Meu marido escreveu uma crônica em homenagem a Tataia e íamos entregá-la para o jornal!”.
Marcamos para receber o material no dia seguinte, em nossa redação. E li a homenagem de Bento Dacal Seguin (conheça-o na seção Umas e Outras): “um tributo ao exemplo de vida da corajosa senhora que criou os filhos com seu trabalho, e continua diariamente a receber novas clientes em sua loja”. Questões mais jornalísticas — informações sobre datas, a vida e o trabalho na Vila Mariana e passagens que surgiram naturalmente e que ela contou emocionada durante nossa entrevista —, estão entremeadas com a bela crônica do sr. Bento, vizinho de Tataia, ambos moradores da rua Dr. Mário Cardim.

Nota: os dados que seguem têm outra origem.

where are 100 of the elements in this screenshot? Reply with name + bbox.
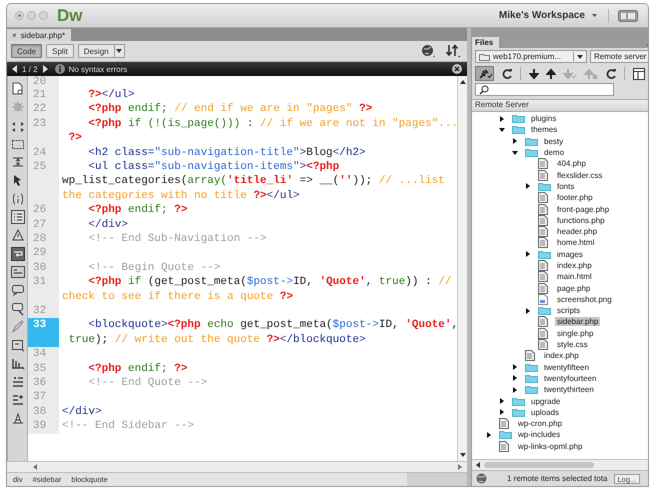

Nouhad Neme Arkuie — Tataia, como é conhecida no bairro — nasceu em Anfe, uma pequena aldeia ao Norte do Líbano. Filha mais velha de agricultor, teve uma vida tranquila, ajudando o pai na plantação de azeitonas e figos. Como era costume entre as moças do começo do século passado, era obrigada a aprender com a avó a costurar, tricotar e a ser uma mulher prendada: “Aprendia contrariada, até chorava. Nem imaginava que um dia isso iria me ajudar tanto…”. Com a morte do pai, aos 15 anos, tomou conta dos negócios da família e, aos 17, ficou noiva de Elias Arkuie. “Tirei o luto no dia de meu noivado”.
Casada, veio para o Brasil com destino à Vila Mariana. “Como não sabia o que me esperava, trouxe de Anfe minha máquina de costura”, conta Tataia. Sempre com muito trabalho, dedicação, responsabilidade e amor, a mulher lutadora, corajosa, deixou sua cidade natal, o belo Líbano, nos anos 1950, aos vinte e sete anos de idade, casada com o sr. Elias Arkuie, e mãe de três filhos: Michel, com sete anos; Navel, com 5; e Toni, com 3. O quarto veio a nascer no Brasil e recebeu o nome de Neme. Aportaram no nosso país, terra desconhecida, e costumes muito diferentes de suas origens, foram se adaptando ao nosso tipo de vida, e assim se tornaram tão brasileiros como os filhos natos de nossa terra.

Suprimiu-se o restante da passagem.